The Government acted on Monday after the rial, setting new historic lows, approached 250,000:1 v. the US dollar. The influx of dollars brought an improvement of more than 10%, with the currency trading at 217,000:1 on Tuesday morning.
The rial has lost about 40% of its value since late March, eclipsing the historic record of 180,000:1, set in September 2018 just before the Trump Administration imposed comprehensive sanctions on the Islamic Republic.
The dollars were supplied to importers of essential goods at an average of 183,000:1, under the NIMA (Consolidated System of Forex Transactions) system.

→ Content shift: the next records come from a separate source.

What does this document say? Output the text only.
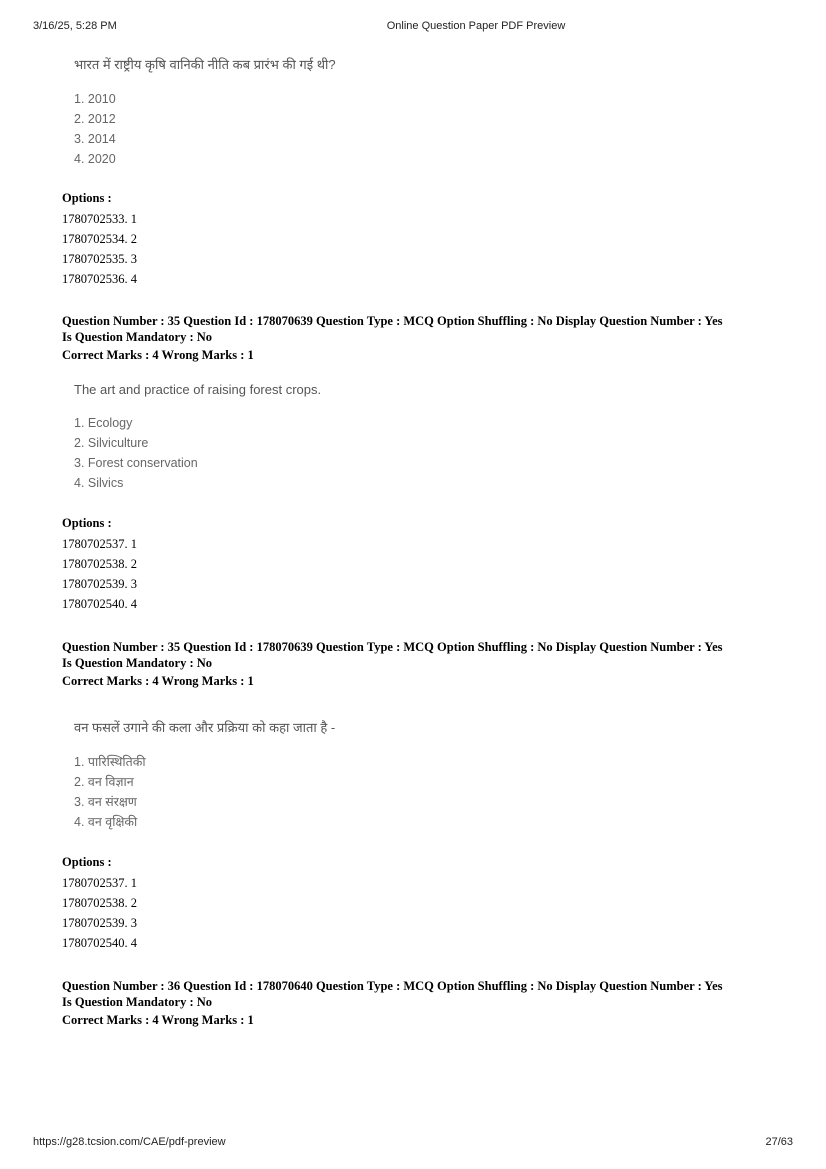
3/16/25, 5:28 PM	Online Question Paper PDF Preview
भारत में राष्ट्रीय कृषि वानिकी नीति कब प्रारंभ की गई थी?
1. 2010
2. 2012
3. 2014
4. 2020
Options :
1780702533. 1
1780702534. 2
1780702535. 3
1780702536. 4
Question Number : 35 Question Id : 178070639 Question Type : MCQ Option Shuffling : No Display Question Number : Yes
Is Question Mandatory : No
Correct Marks : 4 Wrong Marks : 1
The art and practice of raising forest crops.
1. Ecology
2. Silviculture
3. Forest conservation
4. Silvics
Options :
1780702537. 1
1780702538. 2
1780702539. 3
1780702540. 4
Question Number : 35 Question Id : 178070639 Question Type : MCQ Option Shuffling : No Display Question Number : Yes
Is Question Mandatory : No
Correct Marks : 4 Wrong Marks : 1
वन फसलें उगाने की कला और प्रक्रिया को कहा जाता है -
1. पारिस्थितिकी
2. वन विज्ञान
3. वन संरक्षण
4. वन वृक्षिकी
Options :
1780702537. 1
1780702538. 2
1780702539. 3
1780702540. 4
Question Number : 36 Question Id : 178070640 Question Type : MCQ Option Shuffling : No Display Question Number : Yes
Is Question Mandatory : No
Correct Marks : 4 Wrong Marks : 1
https://g28.tcsion.com/CAE/pdf-preview	27/63
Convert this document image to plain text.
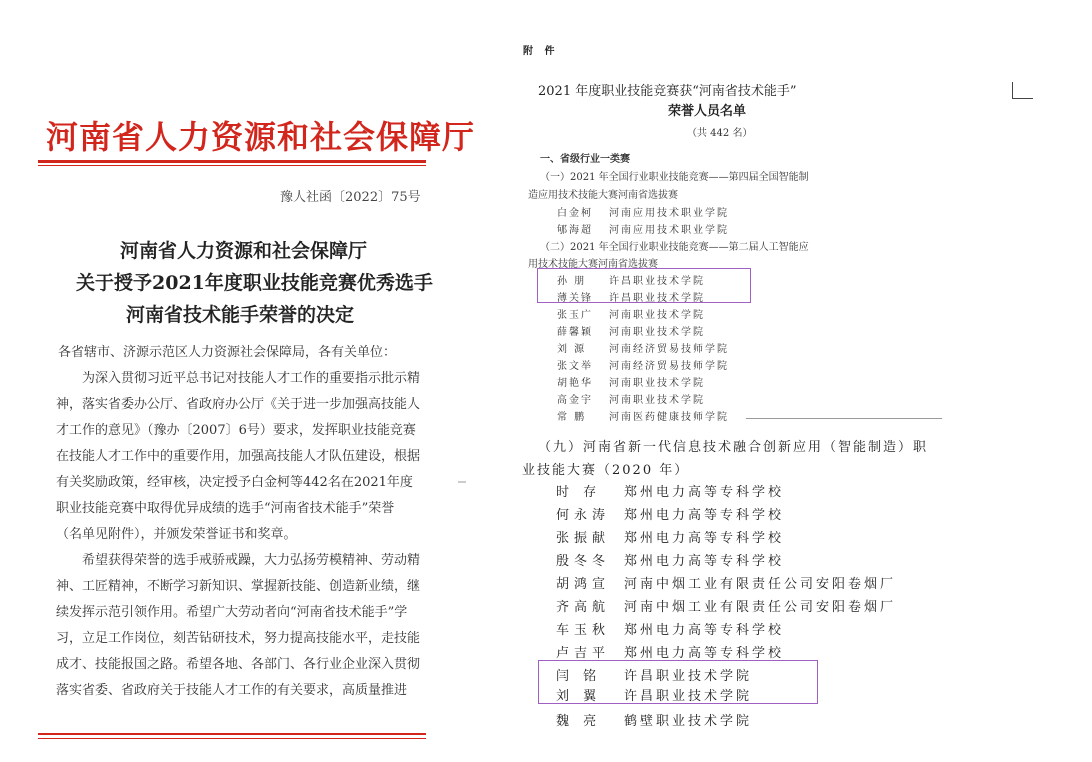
河南省人力资源和社会保障厅
豫人社函〔2022〕75号
河南省人力资源和社会保障厅
关于授予2021年度职业技能竞赛优秀选手
河南省技术能手荣誉的决定
各省辖市、济源示范区人力资源社会保障局，各有关单位：
为深入贯彻习近平总书记对技能人才工作的重要指示批示精
神，落实省委办公厅、省政府办公厅《关于进一步加强高技能人
才工作的意见》（豫办〔2007〕6号）要求，发挥职业技能竞赛
在技能人才工作中的重要作用，加强高技能人才队伍建设，根据
有关奖励政策，经审核，决定授予白金柯等442名在2021年度
职业技能竞赛中取得优异成绩的选手“河南省技术能手”荣誉
（名单见附件），并颁发荣誉证书和奖章。
希望获得荣誉的选手戒骄戒躁，大力弘扬劳模精神、劳动精
神、工匠精神，不断学习新知识、掌握新技能、创造新业绩，继
续发挥示范引领作用。希望广大劳动者向“河南省技术能手”学
习，立足工作岗位，刻苦钻研技术，努力提高技能水平，走技能
成才、技能报国之路。希望各地、各部门、各行业企业深入贯彻
落实省委、省政府关于技能人才工作的有关要求，高质量推进
附 件
2021 年度职业技能竞赛获“河南省技术能手”
荣誉人员名单
（共 442 名）
一、省级行业一类赛
（一）2021 年全国行业职业技能竞赛——第四届全国智能制
造应用技术技能大赛河南省选拔赛
白金柯 河南应用技术职业学院
郇海超 河南应用技术职业学院
（二）2021 年全国行业职业技能竞赛——第二届人工智能应
用技术技能大赛河南省选拔赛
孙 朋 许昌职业技术学院
薄关锋 许昌职业技术学院
张玉广 河南职业技术学院
薛馨颖 河南职业技术学院
刘 源 河南经济贸易技师学院
张文举 河南经济贸易技师学院
胡艳华 河南职业技术学院
高金宇 河南职业技术学院
常 鹏 河南医药健康技师学院
（九）河南省新一代信息技术融合创新应用（智能制造）职
业技能大赛（2020 年）
时 存 郑州电力高等专科学校
何永涛 郑州电力高等专科学校
张振献 郑州电力高等专科学校
殷冬冬 郑州电力高等专科学校
胡鸿宣 河南中烟工业有限责任公司安阳卷烟厂
齐高航 河南中烟工业有限责任公司安阳卷烟厂
车玉秋 郑州电力高等专科学校
卢吉平 郑州电力高等专科学校
闫 铭 许昌职业技术学院
刘 翼 许昌职业技术学院
魏 亮 鹤壁职业技术学院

The injection brought the exchange rate back to its level on July 4.
Iran is facing sharp declines in production, trade, investment, and employment, amid a fall of up to 95% in oil exports since 2018. The problems have been compounded by Coronavirus, with official tolls of 14,405 deaths and 276,202 cases.
President Hassan Rouhani stunned observers last weekend with the declaration, from a Health Ministry report, that 25 million of Iran’s 84 million population are infected.
The Ministry subsequently tried to play down the statement, saying it was based on blood tests measuring exposure rather than the current state of infections.
Coronavirus has surged since the Government reopened businesses, mosques, restaurants, universities, and other public spaces from April 11. On Monday, the Ministry reported another 217 deaths and 2,414 cases.
On Monday, Rouhani told officials of the need for resumption of trade with neighboring countries, and for exporters to return foreign currency to the economy.
Iran’s trade with neighboring Turkey, one of its largest customers, has fallen by 70% compared to last year.